Penser que ce pays avait des habi­tants, des qual­ités et des défauts, une cui­sine, une langue, une activ­ité orig­i­nale sous le ciel. Mon but n’est pas de vex­er: quelle poubelle! Des rues à l’ar­chi­tec­ture aimable avec ça et là, mon­tré par des pan­neaux en trois langues, des mon­u­ments.

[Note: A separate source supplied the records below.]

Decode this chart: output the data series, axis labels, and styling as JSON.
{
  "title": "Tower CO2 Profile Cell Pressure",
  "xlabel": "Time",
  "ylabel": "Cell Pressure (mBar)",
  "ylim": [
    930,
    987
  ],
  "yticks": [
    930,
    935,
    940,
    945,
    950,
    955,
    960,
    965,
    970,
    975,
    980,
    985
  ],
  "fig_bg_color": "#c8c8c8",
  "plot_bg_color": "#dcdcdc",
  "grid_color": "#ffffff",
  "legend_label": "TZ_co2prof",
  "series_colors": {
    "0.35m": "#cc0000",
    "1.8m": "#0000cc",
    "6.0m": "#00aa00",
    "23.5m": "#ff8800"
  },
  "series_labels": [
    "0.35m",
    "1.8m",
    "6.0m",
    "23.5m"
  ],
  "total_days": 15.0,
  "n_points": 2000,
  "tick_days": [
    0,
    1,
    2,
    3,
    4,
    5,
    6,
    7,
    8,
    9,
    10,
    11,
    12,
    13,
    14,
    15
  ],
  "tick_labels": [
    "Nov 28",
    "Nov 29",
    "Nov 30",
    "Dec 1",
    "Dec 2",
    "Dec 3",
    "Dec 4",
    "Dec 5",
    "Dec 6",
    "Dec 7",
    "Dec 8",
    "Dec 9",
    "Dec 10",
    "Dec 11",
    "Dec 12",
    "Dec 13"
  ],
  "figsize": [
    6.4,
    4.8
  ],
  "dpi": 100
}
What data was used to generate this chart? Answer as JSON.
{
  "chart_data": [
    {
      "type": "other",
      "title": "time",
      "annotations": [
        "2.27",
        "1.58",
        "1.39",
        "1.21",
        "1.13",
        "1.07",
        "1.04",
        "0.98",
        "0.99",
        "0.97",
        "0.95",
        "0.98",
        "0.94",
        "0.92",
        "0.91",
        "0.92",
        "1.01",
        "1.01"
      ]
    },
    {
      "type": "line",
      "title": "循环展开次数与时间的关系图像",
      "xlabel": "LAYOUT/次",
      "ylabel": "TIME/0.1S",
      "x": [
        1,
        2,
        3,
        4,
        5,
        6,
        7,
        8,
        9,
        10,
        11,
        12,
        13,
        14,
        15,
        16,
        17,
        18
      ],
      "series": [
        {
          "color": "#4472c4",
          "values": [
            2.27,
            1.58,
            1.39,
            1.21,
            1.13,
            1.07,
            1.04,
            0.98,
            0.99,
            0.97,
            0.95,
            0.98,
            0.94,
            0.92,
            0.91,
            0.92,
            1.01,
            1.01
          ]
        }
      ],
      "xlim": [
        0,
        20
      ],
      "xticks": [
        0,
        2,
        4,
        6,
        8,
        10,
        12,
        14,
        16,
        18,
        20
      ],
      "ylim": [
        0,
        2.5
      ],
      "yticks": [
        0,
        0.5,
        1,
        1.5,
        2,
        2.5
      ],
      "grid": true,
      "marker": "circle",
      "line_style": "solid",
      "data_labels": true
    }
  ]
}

Sur ce décor reto­qué, les noms des empires plané­taires: Nespres­so, Flunch, Zara, Orange, Adi­das. Côté liq­uide et solides, des ordi­na­teurs avec humains inté­grés qui ser­vent des rations. Les pas­sants pour­suiv­ent en sif­flant des sodas en gob­elets ou en mangeant des débris de viande, l’air heureux — je veux dire, drogué. D’ailleurs la terre entière s’est don­née ren­dez-vous atour du Capi­tole. Pas une eth­nie qui n’ait ses élus. Avec un point com­mun, le télé­phone portable. L’am­biance est dés­espérante. La cul­ture, d’en­tre­prise. L’avenir, à la traite. Le présent, informe, invertébré, bête. Pour entretenir ces espèces encagées, des mil­i­taires de toutes couleurs et de toutes races patrouil­lent le Famas en ban­doulière. Et au ras du sol, les loque­teux pro­fes­sion­nels, Roms, punks, bar­bus, givrés, tech­no-les­bi­ennes, des chargés de mis­sion en quelque sorte, il rap­pel­lent au pas­sants zomb­i­fiés com­bi­en leur sort est chanceux.

Histoire humaine

Dans quelques années, l’homme décou­vri­ra l’al­go­rithme qui a servi à sa créa­tion et l’ex­péri­ence humaine s’achèvera. Les êtres qui nous ont créé fer­meront le lab­o­ra­toire et iront souper. Quant à savoir com­bi­en de temps aura duré l’ex­péri­ence, cela dépend de la mesure du temps; dix min­utes, quelques heures ou quelques mois. L’in­finie var­iété des motifs qui auront tra­ver­sé la con­science des hommes durant la tenue de l’ex­péri­ence jus­ti­fie que l’on nomme celle-ci “his­toire humaine”.